Euxenite, or euxenite-(Y) (the official mineralogical name), is a brownish black mineral with a metallic luster.

==Chemistry==
It contains calcium, niobium, tantalum, cerium, titanium, yttrium, and typically uranium and thorium, with some other metals. The chemical formula is (Y, Ca, Ce, U, Th)(Nb, Ta, Ti)_{2}O_{6}. It is commonly partially amorphous due to radiation damage.

Euxenite forms a continuous series with the titanium rich polycrase-(Y) having the formula (Y,Ca,Ce,U,Th)(Ti,Nb,Ta)_{2}O_{6}.

==Name and discovery==
It was first described in 1870 and named for from the Greek (εὔξενος), hospitable or friendly to strangers, in allusion to the many rare elements that it contains.

==Occurrence==
It occurs in granite pegmatites and detrital black sands.

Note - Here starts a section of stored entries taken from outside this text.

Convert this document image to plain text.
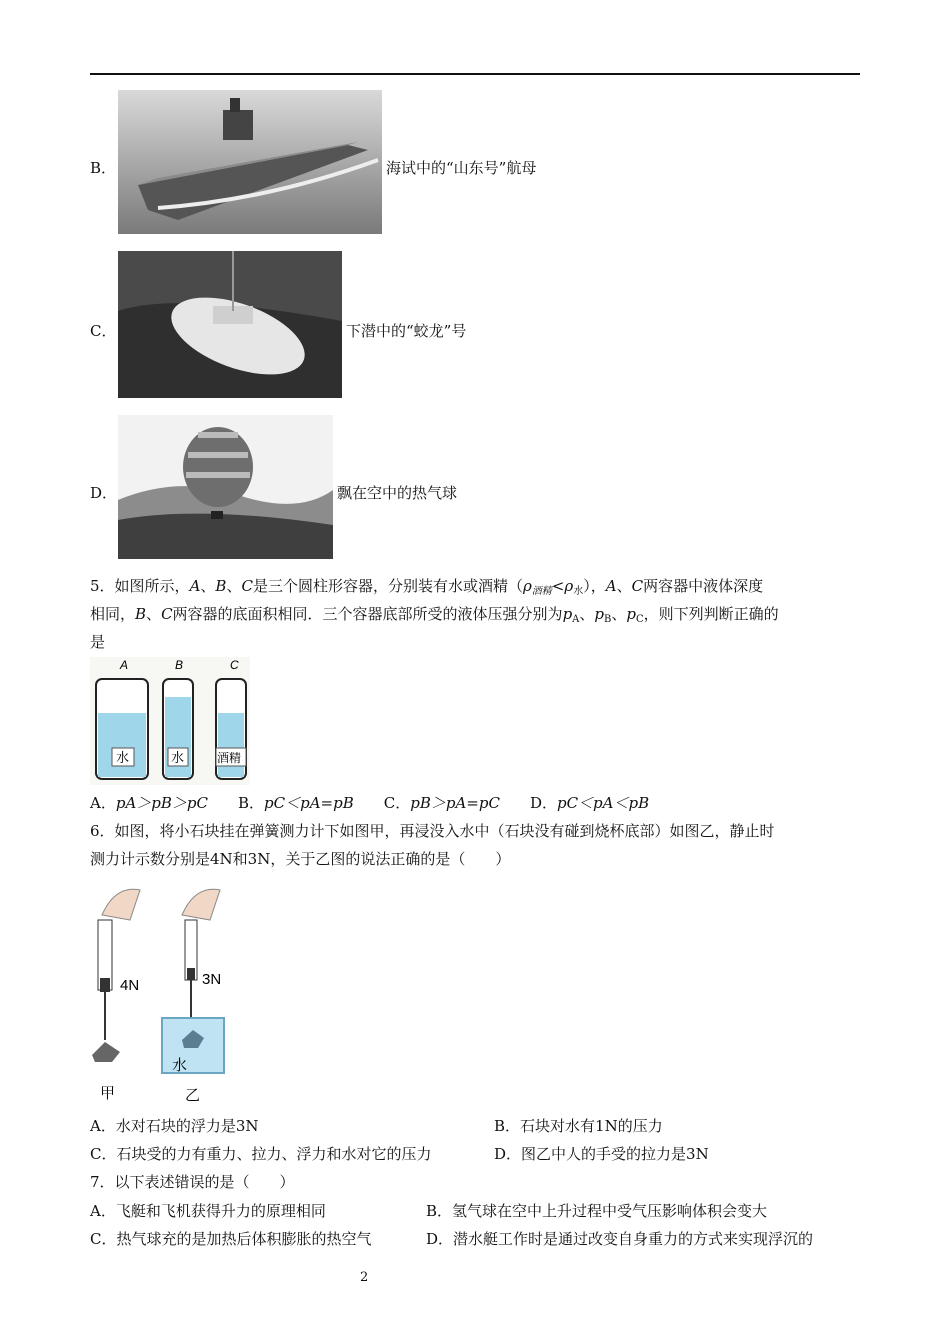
B．	海试中的“山东号”航母
C．	下潜中的“蛟龙”号
D．	飘在空中的热气球
5．如图所示，A、B、C是三个圆柱形容器，分别装有水或酒精$(\rho_{酒精}<\rho_水)$，A、C两容器中液体深度
相同，B、C两容器的底面积相同．三个容器底部所受的液体压强分别为$p_A$、$p_B$、$p_C$，则下列判断正确的
是
A	B	C
水	水	酒精
A．pA＞pB＞pC B．pC＜pA=pB C．pB＞pA=pC D．pC＜pA＜pB
6．如图，将小石块挂在弹簧测力计下如图甲，再浸没入水中（石块没有碰到烧杯底部）如图乙，静止时
测力计示数分别是4N和3N，关于乙图的说法正确的是（　　）
4N
甲
3N
水
乙
A．水对石块的浮力是3N	B．石块对水有1N的压力
C．石块受的力有重力、拉力、浮力和水对它的压力	D．图乙中人的手受的拉力是3N
7．以下表述错误的是（　　）
A．飞艇和飞机获得升力的原理相同	B．氢气球在空中上升过程中受气压影响体积会变大
C．热气球充的是加热后体积膨胀的热空气	D．潜水艇工作时是通过改变自身重力的方式来实现浮沉的
2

It is found in many locations worldwide, notably its type locality in 	Jølster, Sunnfjord, Norway. Other locations include the Ural Mountains of Russia; Sweden; Minas Gerais, Brazil; Ampangabe, Madagascar; Ontario, Canada; and in Arizona, Wyoming and Colorado in the US.

==Use==
Euxenite is used as an ore of the rare earth elements it contains. Rare large crystals have also been used in jewelry.